Simple peace

I sit in the woods right now. By the time I copy and paste this online I won’t be anymore, but as of this very second, 7:24 pm, I am sitting on Faerie Rock in the woods and writing.

I’ve wanted to do this for such a long time. Have a laptop and go into my favorite place to write.

When I’ve thought of doing that, I’d always picture myself typing out some novel, putting some spectacular story into motion. Instead I sit slouched here pondering my own sad story and craving to know how the forest always holds what I need.

A few years ago, I needed a playplace to live out my imagination. I needed a fantasyland for a warrior, a setting for a wandering heroine, or a hideout from pirates. A few months ago, a good friend and I needed winding beauty and distractions to keep us from making a silly mistake that we made anyway. A few weeks ago, I stood just over there and needed silence, smothering silence to blight the sounds of breathless, passionless, horribly chemistry-less kisses. This land has given me all that.

And if lore and conscience hold I shouldn’t blame the earth for the mistakes of her children. (But between you and me, I frigging hope she disowned this particular child. I’m not the clingy sort, I’m just sad.) So I’ll forego the blame, skip over the empty betrayed emotion that surfaces whenever I consider that night, the night the forest blissfully forgot for me. Instead, I remember that she gives me all I need, even when I don’t know what that is.

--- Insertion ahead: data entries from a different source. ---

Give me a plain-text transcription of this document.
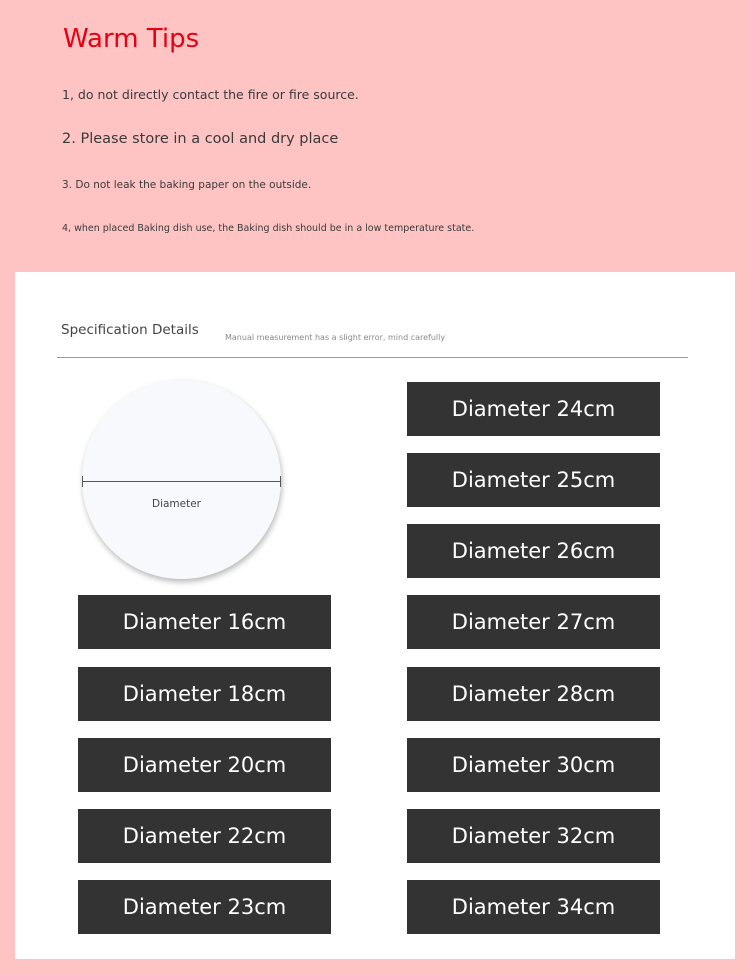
Warm Tips

1, do not directly contact the fire or fire source.

2. Please store in a cool and dry place

3. Do not leak the baking paper on the outside.

4, when placed Baking dish use, the Baking dish should be in a low temperature state.

Specification Details	Manual measurement has a slight error, mind carefully
Diameter
Diameter 16cm
Diameter 18cm
Diameter 20cm
Diameter 22cm
Diameter 23cm
Diameter 24cm
Diameter 25cm
Diameter 26cm
Diameter 27cm
Diameter 28cm
Diameter 30cm
Diameter 32cm
Diameter 34cm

Apparently today, I just need solace. I need forgiveness for misusing this stunning place of my childhood. Just because this place is so, so special won’t mean that any boy I bring to see it is or ever will be. I need the trees to come alive in Tolkien fashion and tell me themselves that they don’t hate me for misunderstanding.

This raw undiluted place knows my beginnings. I feel as if it know of my darkest mistakes and half-feigned innocence but chooses to love the innocence more. Allows me for just a little while to become part of the world humanity once belonged to.

That little while is enough to hold me until the next time I come. The vivid greens, the ripe mud and leaves and debris, pounded into one thick ground. The soft trickle of the stream you can hear tinkling at you if you just listen hard enough. The constant vocal constructions of the birds and wildlife that are too real to be called music. Yeah. The little grey squirrel that’s coming to check me out as we speak. It’s enough to tide me over until I see it again. I can pull it up in my mind crystal-clear but it doesn’t compare.

It really does let you become part of it for a while, too. The little rock-grey rodent that just leapt from tree to tree on my right was totally chill with me being here: or at least she didn’t really give a crap enough to be subtle about her traveling plans to the bank-side. It’s a kind of acceptance that you have to just sit and be still for; a kind of peace that hits you quietly but keeps you quiet, and feeling as if you’re part of something. It’s something I’ll never willingly give up. It doesn’t matter how long it takes me to come visit this place, it always seems to be just as pleased to have me, bumbling about or writing away.

Anyway, the mosquitoes are out in full force now and there is some stench that makes me feel that something’s died nearby. Oh, hey, new scent: some skunk doesn’t accept me as much as that squirrel seemed to. Cute.

So I’m off, out of the forest. Off my rock I’d christened Faerie Rock when I was probably no older than three, wandering in here with my dad or grandpa. Twelve or fifty bug bites later, and I’m out of the woods and into the real world yet again. I wouldn’t pass up this haven for anything.